Domingos de Andrade | Jornal de
Notícias | opinião
O processo judicial estalou
quando António Costa chegava a secretário-geral do PS. A detenção de José
Sócrates agitou o país em vésperas do congresso que aclamou o então candidato a
primeiro-ministro e tornou-se um incómodo constante. Um incómodo gerido, durante
três anos e meio, com o silêncio e um único argumento: à justiça o que é da
justiça, à política o que é da política. Cada gesto foi de tal modo pesado ao
pormenor que até a única visita de Costa à cadeia foi feita a 31 de dezembro de
2014, com o país em pausa e as atenções mediáticas descidas para o nível
mínimo.
A inversão estratégica é tão
evidente e súbita que chega a ser desconcertante. O coro de vozes socialistas
abriu caminho à declaração marcante de Carlos César, presidente do partido e
próximo de Sócrates. Para logo de seguida o primeiro-ministro, a partir do
Canadá, dar a estocada que faltava. O processo Sócrates saía subitamente da
esfera judicial, para se tornar político. Não admira que Sócrates tenha reagido
politicamente, fazendo o que tem feito nos últimos anos, usando mais um
pretexto para se considerar crucificado na praça pública. Mostrando também, com
o anúncio da saída do partido, o isolamento em que se encontra.
O que explica esta súbita mudança
estratégica? O zumbido incómodo da mosca atrás da orelha subiu de tom quando a
Sócrates se juntou Manuel Pinho. As suspeitas sobre o antigo ministro da
Economia trouxeram à luz um dado mais decisivo do que qualquer outro: o de que
assumiu a pasta já com a promessa de reforma paga pelo BES. Juntando às
investigações judiciais em curso a investigação política anunciada com a
comissão de inquérito, ganhou dimensão a tese de que a corrupção não terá sido
o problema de um homem, mas de uma governação.
Com o tema cavalgado por Rui Rio
e o risco de contaminação do próximo congresso socialista, mais uma vez,
António Costa decide sacudir de uma vez a mosca atrás da orelha. Esvaziar o
assunto e distanciar-se de qualquer vestígio do primeiro-ministro de quem foi o
número 2.
Estrategicamente faz todo o sentido,
claro. Costa fez tudo bem. Organizado. Meticuloso. Rápido. Fulminante. Tem
feito tudo bem. Já tinha amarrado Rio a acordos. Dá algumas compensações
sociais ao Bloco e ao PCP. Secou agora a oposição interna e externa, a da
Esquerda e a da Direita. Permite ao PS renascer.
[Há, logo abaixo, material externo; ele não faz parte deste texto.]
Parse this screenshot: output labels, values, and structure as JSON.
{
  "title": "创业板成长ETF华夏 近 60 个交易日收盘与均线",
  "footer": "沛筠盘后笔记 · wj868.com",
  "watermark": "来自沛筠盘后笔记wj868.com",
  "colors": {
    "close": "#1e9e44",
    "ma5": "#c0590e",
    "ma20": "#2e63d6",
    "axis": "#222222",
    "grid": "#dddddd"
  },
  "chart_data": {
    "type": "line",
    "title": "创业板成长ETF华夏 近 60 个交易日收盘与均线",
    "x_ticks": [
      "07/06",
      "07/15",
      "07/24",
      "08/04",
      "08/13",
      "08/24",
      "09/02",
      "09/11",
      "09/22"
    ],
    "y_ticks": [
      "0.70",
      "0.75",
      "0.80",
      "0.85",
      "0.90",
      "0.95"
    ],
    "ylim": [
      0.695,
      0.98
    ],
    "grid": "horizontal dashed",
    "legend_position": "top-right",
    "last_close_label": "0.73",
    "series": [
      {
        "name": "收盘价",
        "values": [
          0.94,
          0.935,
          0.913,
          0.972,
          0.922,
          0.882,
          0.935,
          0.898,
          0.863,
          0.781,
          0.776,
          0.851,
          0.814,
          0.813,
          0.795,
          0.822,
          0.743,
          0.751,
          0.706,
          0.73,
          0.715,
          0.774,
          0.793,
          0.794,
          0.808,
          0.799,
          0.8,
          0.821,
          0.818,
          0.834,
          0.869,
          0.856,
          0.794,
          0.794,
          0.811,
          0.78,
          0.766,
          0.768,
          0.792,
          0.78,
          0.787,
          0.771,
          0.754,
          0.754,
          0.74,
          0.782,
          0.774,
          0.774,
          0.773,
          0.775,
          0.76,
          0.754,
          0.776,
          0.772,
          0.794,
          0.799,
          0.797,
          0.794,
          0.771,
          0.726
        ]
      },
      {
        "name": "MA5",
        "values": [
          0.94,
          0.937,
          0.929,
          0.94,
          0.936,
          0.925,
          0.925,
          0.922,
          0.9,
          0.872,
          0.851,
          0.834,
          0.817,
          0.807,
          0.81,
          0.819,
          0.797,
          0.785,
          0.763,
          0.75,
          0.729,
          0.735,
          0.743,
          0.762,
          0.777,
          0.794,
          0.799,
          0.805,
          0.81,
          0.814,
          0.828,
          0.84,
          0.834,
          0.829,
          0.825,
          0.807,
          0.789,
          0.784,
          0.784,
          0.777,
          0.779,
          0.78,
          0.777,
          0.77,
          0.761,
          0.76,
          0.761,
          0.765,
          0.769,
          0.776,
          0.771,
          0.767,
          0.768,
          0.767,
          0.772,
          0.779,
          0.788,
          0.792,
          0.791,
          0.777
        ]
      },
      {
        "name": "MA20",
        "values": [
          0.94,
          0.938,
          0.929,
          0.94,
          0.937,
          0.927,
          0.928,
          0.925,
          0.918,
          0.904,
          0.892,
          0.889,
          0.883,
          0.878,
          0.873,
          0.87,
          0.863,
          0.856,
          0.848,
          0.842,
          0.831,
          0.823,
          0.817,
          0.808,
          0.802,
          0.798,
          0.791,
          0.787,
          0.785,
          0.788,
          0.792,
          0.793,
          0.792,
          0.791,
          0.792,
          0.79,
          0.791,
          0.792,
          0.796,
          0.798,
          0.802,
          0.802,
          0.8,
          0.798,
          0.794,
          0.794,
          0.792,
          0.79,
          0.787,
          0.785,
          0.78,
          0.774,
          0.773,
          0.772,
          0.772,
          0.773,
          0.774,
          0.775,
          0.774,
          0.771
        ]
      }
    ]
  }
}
E ganha um peso inimaginável
no início da sessão legislativa para chegar à maioria absoluta em 2019.
Isto, se as eleições antecipadas
não forem provocadas já em outubro, sem que os parceiros de Parlamento tenham
sequer tempo para se aperceberem. Isto, se a mosca não voltar a colar-se ao seu
ouvido com o curso dos processos judiciais. É que é arriscado o permanente jogo
de cintura entre o orgulho com o trabalho que o José Sócrates primeiro-ministro
fez pelo país, e a vergonha pelos crimes com que eventualmente o José Sócrates
arguido manchou a democracia portuguesa.